Une coïncidence qui donne, dans ce contexte, une autre dimension à cette combinaison multiculturelle. Il faut savoir que les actions menées sur le terrain, en Algérie et à Cuba, portent une réflexion constante sur l’histoire révolutionnaire des deux pays, la référence presque religieuse aux icônes nationalistes. Dans la présentation du projet nous pouvons ainsi lire : «On ne peut nier, par ailleurs, le fait que les deux nations ont toujours représenté le fer de lance des combats anticoloniaux et non alignés à travers la planète, leur rôle prépondérant dans l’élan qui a permis l’avènement du mouvement tricontinental durant les années 1960 et 1970 n’est qu’un exemple parmi tant d’autres.
L’idéologie socialiste étant, bien évidemment, le trait d’union qui a le plus alimenté cette complicité indéfectible.» Vu de cet ensemble, l’artiste, acteur majeur de la société, prend sa place dans ce retour aux sources. D’abord pour revoir ses moyens d’expression, la composition de sa démarche et ses initiatives dans le groupe. Puis, pour trouver des porteurs de projets et des structures accueillant artistes et public.
Lutte culturelle
Composé d’artistes algériens et cubains, ce projet a pour objectif principal de valoriser les artistes et leurs œuvres, tout en leur donnant des espaces à la hauteur, c’est-à-dire là où se retrouve la critique constructive et de bonnes conditions de travail. «A Cuba, l’art est partout !», confie Meriem Aitelhara, plasticienne et chef de département à l’AARC (Agence algérienne pour le rayonnement culturel). «Le séjour a été des plus fructueux. Rencontrer des artistes cubains et travailler avec eux dans un tel espace a permis de développer une pratique artistique de qualité.
Ces échanges ont encouragé l’AARC à contribuer dans le projet en organisant des résidences artistiques et aussi ouvrir des voies pour faciliter la promotion et la diffusion des cultures de chaque pays», annonce-t-elle.

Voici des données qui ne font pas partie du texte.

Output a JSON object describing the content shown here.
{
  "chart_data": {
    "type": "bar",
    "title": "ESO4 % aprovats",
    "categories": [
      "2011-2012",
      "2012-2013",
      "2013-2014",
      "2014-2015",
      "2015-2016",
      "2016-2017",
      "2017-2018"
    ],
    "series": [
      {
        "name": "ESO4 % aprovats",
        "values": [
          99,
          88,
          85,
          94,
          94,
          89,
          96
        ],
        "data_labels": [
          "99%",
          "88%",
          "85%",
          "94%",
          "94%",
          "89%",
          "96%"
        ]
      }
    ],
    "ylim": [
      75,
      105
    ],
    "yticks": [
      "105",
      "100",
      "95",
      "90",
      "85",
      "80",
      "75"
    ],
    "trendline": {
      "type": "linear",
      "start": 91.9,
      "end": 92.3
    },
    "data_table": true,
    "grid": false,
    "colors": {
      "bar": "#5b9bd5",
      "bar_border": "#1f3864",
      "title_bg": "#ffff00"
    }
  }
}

Les mois de novembre et de décembre prochains seront décisifs pour le collectif. Au programme : résidence artistique, préparation de l’exposition, vernissage, concert et une tournée musicale. Fruit de la collaboration entre Amazigh Kateb, de la chanteuse Diaz Ramos Lien, des musiciens cubains et algériens qui l’accompagneront.

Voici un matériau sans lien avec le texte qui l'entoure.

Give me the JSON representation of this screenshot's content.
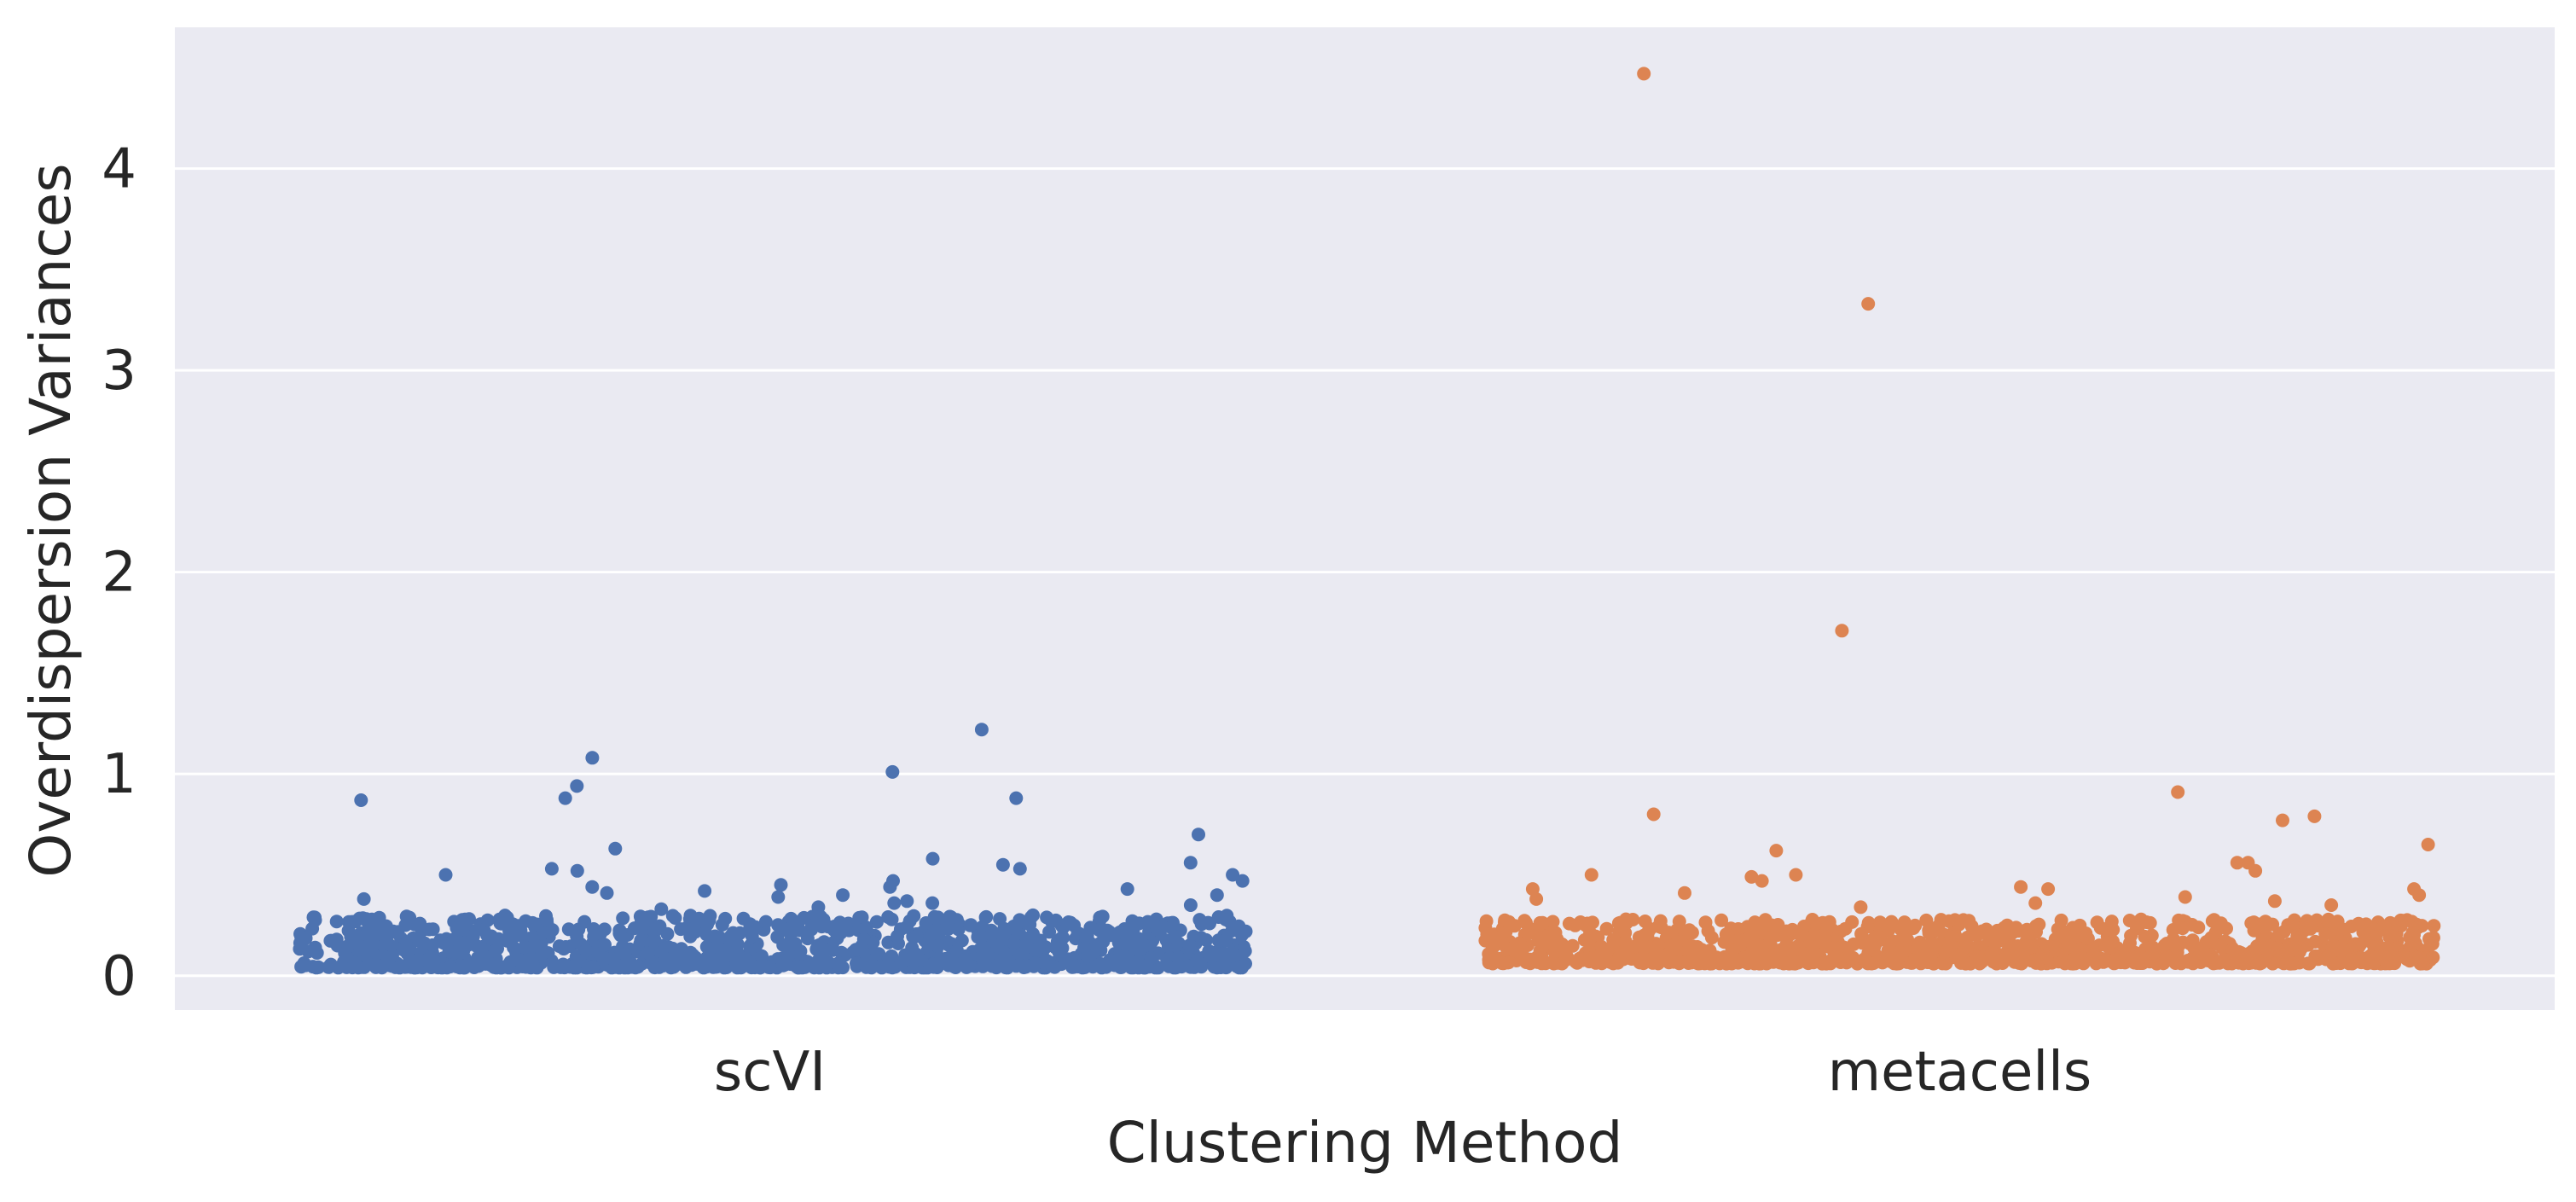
{
  "chart_data": {
    "type": "scatter",
    "style": "strip plot with horizontal jitter",
    "title": "",
    "xlabel": "Clustering Method",
    "ylabel": "Overdispersion Variances",
    "categories": [
      "scVI",
      "metacells"
    ],
    "ylim": [
      -0.17,
      4.7
    ],
    "yticks": [
      0,
      1,
      2,
      3,
      4
    ],
    "grid": true,
    "legend": "none",
    "background_color": "#eaeaf2",
    "gridline_color": "#ffffff",
    "series": [
      {
        "category": "scVI",
        "color": "#4c72b0",
        "typical_range": [
          0.04,
          0.3
        ],
        "n_points_estimated": 1200,
        "notable_values": [
          1.22,
          1.08,
          1.01,
          0.94,
          0.88,
          0.88,
          0.87,
          0.7,
          0.63,
          0.58,
          0.56,
          0.55,
          0.53,
          0.53,
          0.52,
          0.5,
          0.5,
          0.47,
          0.47,
          0.45,
          0.44,
          0.44,
          0.43,
          0.42,
          0.41,
          0.4,
          0.4,
          0.39,
          0.38,
          0.37,
          0.36,
          0.36,
          0.35,
          0.34,
          0.33
        ]
      },
      {
        "category": "metacells",
        "color": "#dd8452",
        "typical_range": [
          0.06,
          0.28
        ],
        "n_points_estimated": 1200,
        "notable_values": [
          4.47,
          3.33,
          1.71,
          0.91,
          0.8,
          0.79,
          0.77,
          0.65,
          0.62,
          0.56,
          0.56,
          0.52,
          0.5,
          0.5,
          0.49,
          0.47,
          0.44,
          0.43,
          0.43,
          0.43,
          0.41,
          0.4,
          0.39,
          0.38,
          0.37,
          0.36,
          0.35,
          0.34
        ]
      }
    ]
  }
}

Plus qu’une exhibition, plus qu’un voyage d’aventure, c’est une réflexion dans la continuité dont on n’a pas fini d’en parler, comme l’explique Mohamed Nazim Alem, coordinateur projet. : «Notre démarche vise surtout à prendre le pouls d’une société à l’histoire aussi tourmentée et héroïque que la nôtre, mais qui mène un combat quotidien totalement dénué de violence, une lutte culturelle et artistique le plus souvent silencieuse. Sa portée dépasse largement les frontières de Cuba ! L’Algérie connaît actuellement une sorte de sursaut culturel qu’il faudrait absolument encadrer et canaliser, nos amis cubains peuvent nous en apprendre beaucoup à ce sujet.»